During my visits, servers were gung-ho about the place and well-versed about the dishes. But sometimes confidence superseded fact: The tortillas are from La Tropicana in south St. Louis, not Companion; brut is not wine; and rosé is not red wine (To be fair, the last two were more likely miscommunication between server and bar.). And it’s odd that the coffee served at Prasino is from Chicago and not from a St. Louis roaster.

At 8,500 square feet with seating for 280 inside and 100 outside, Prasino is as eco-normous as it is eco-chic. On packed weekend nights, the volume in the bar and dining area is as loud as the ceiling is high. The space feels inviting though, with massive floor-to-ceiling, gleaming, custom-made glass wine coolers (energy efficient, of course) and dark wood flooring (reclaimed, of course).

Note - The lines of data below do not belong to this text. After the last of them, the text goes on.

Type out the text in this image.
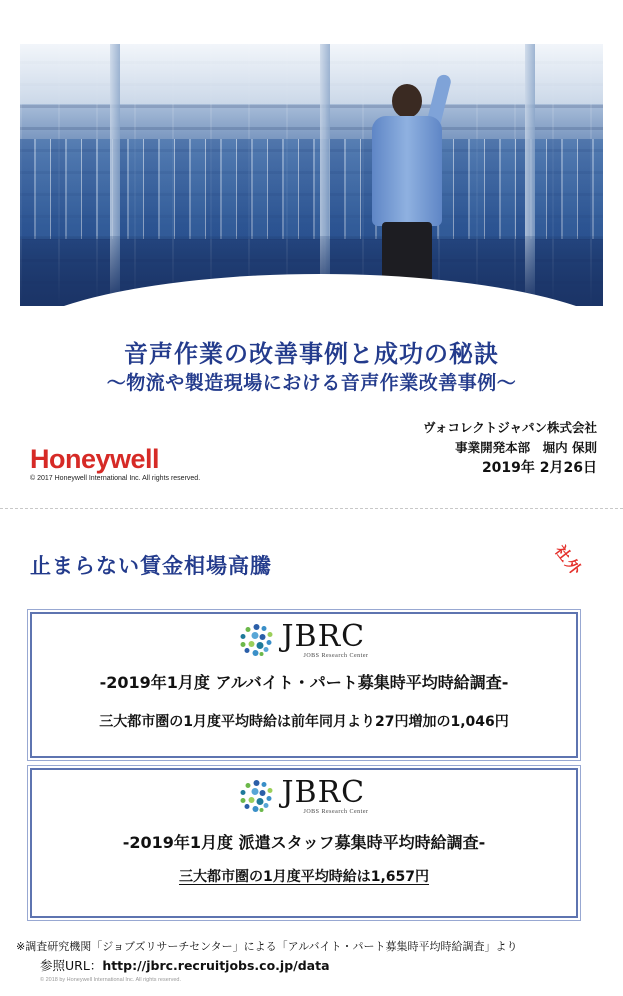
音声作業の改善事例と成功の秘訣
〜物流や製造現場における音声作業改善事例〜
ヴォコレクトジャパン株式会社
事業開発本部　堀内 保則
2019年 2月26日
Honeywell
© 2017 Honeywell International Inc. All rights reserved.
止まらない賃金相場高騰	社外
JBRC
JOBS Research Center
-2019年1月度 アルバイト・パート募集時平均時給調査-
三大都市圏の1月度平均時給は前年同月より27円増加の1,046円
JBRC
JOBS Research Center
-2019年1月度 派遣スタッフ募集時平均時給調査-
三大都市圏の1月度平均時給は1,657円
※調査研究機関「ジョブズリサーチセンター」による「アルバイト・パート募集時平均時給調査」より
参照URL：http://jbrc.recruitjobs.co.jp/data
© 2018 by Honeywell International Inc. All rights reserved.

While the newcomer sits on a banal location: the former site of Noah’s Ark, now known as The Streets of St. Charles at Interstate 70 and Fifth Street, Prasino defies the expected trappings of size and location with a scratch kitchen, an environmental focus and above average food. No translation needed.

Don’t Miss Dishes
bricked chicken, short rib taco

Vibe
polished yet comfortable, rustic yet contemporary, loud and louder
Entree Prices
$16 to $29. Smaller plates run $7 to $16.

Where
1520 S. Fifth St., St. Charles, 636.277.0202, prasino.com

When
Mon. to Thu. – 8 a.m. to 11 p.m., Fri. and Sat. – 8 a.m. to 1:30 a.m., Sun. – 8 a.m. to 10 p.m.